Перед самым отъездом в Шайтанск поразил меня один случай, бывший в магазине самообслуживания в районе наших высотных башен. Хотя всей-то высоты там... Вдруг взбурлила толпа, одни, помню, женщины почему-то. Дневные женщины, много пенсионерок. Я вначале ничего и не понял: какое-то темное движение, ненасытное любопытство материализовалось. Что это? Толпа шатнулась, жадно притерлась к турникету; в толпе выныривал и пропадал, как пловец в непогоду, кто-то маленький, худенький, с ободранной машинкой головой. Визг поразил мой слух, детский плач, жадные, мстительные крики... Мальчишка лет восьми-девяти украл пакетик с конфетами, был выслежен и на выходе схвачен... Теперь толпа его судила. И сейчас передо мной эта проклятая минута! Вот он плачет по-заячьи дико, вырывается судорожно:

— Ой, я больше не буду никогда! Отпустите меня.
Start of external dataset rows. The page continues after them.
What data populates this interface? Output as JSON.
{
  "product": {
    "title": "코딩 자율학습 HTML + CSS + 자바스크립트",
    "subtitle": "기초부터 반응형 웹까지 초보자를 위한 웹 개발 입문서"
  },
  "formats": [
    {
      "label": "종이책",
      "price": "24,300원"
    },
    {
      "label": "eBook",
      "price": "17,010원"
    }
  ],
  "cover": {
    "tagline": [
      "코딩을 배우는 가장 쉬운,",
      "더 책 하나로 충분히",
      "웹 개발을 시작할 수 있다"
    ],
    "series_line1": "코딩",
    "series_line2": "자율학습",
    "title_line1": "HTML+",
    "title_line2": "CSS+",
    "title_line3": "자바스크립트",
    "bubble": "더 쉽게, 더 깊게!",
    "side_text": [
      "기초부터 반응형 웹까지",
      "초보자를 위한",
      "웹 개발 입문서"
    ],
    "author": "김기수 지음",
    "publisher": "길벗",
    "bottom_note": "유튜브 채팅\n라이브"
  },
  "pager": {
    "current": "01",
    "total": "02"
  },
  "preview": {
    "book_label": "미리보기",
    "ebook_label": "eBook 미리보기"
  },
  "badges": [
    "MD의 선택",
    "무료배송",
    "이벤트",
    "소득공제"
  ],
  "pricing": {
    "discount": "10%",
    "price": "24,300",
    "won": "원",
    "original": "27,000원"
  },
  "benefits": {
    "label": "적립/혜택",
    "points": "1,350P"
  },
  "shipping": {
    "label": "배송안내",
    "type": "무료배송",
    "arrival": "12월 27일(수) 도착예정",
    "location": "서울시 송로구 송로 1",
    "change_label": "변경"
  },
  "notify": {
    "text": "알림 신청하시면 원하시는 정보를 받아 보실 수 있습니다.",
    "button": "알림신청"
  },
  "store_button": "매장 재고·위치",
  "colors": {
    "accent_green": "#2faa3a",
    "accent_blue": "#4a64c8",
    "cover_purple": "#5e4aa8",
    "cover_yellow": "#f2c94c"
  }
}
Лицо его внизу где-то, чуть не под ногами, искажено ужасом. Магазинная администраторша в белом халате гнется над ним. Толпа.

Не выдерживаю — кричу:

— С кем боретесь? С ребенком!

Толпа шатает меня, но смысл доходит, наконец, — и сразу отхлынули, как от прокаженного. От меня, не от мальчишки.

— С кем боретесь? С собой боретесь: он — ваше будущее!.. — не унимаюсь, горячка сушит губы. Куда меня понесло?!

И уже оглядываются, блестя глазами, в лицах живет низменная страсть, торжество — словно меня поймали:

— Сам, наверное, такой!.. Вот и заступается.

Седые дамы кричат мне в лицо, плюют словами:

— Так ему и надо! Иначе вырастет — убивать пойдет...

Дамы из высотных башен, забывшие многое.

— Где же ваша совесть? — переломный был момент, прокричал, помню, эти слова со злобой.

И глаза начали отводить, прятать.

Еще помню свои слова:

— Он — ваше порождение!..

Кто-то говорил интеллигентно, беспокойно, как заводной:

— Вы противоречите себе, противоречите...

Про мальчишку:

— Его подослали другие, он не первый уж раз!

Чем дело оканчивалось? С мальчишки, с его маленькой, ободранной машинкой головы шапку сорвали в самом начале, и теперь решалось: пусть он за ней придет с матерью. Тут же его, кажется, и отпустили. Где-то он тут был потерян, мальчишка! Всем вдруг стало не до него.

Но мысли потом, когда остывал: надо было мне за эти конфеты жалкие заплатить... Надо было.

И в нашем автобусе, бегущем теперь по бескрайней степи, в тесноте увидел: на замерзшем стекле был оттиснут тот же детский следик — только с изъяном, с четырьмя точками-пальцами. И направлялся он в небо.

 

Приехали, и вид приниженных, длинных, поворачивающих в пустую степь и терявшихся в ней строений был таков, точно приехали мы на край света.

— Вон штаб, — показали мне на двухэтажный каменный дом, к которому надо было спускаться с дороги по крутым ступенькам.

И еще прозвучало:

— ...Зона...

Едва угадываемые штабные палисады совсем замело, так что виднелись одни укрепленные на штакетинах новые красные флажки. Широкая цепь флажков, высовываясь из снега, охраняла штаб. По другую сторону дороги уходили в белое дымящееся поле бетонные скелеты — и здесь строили!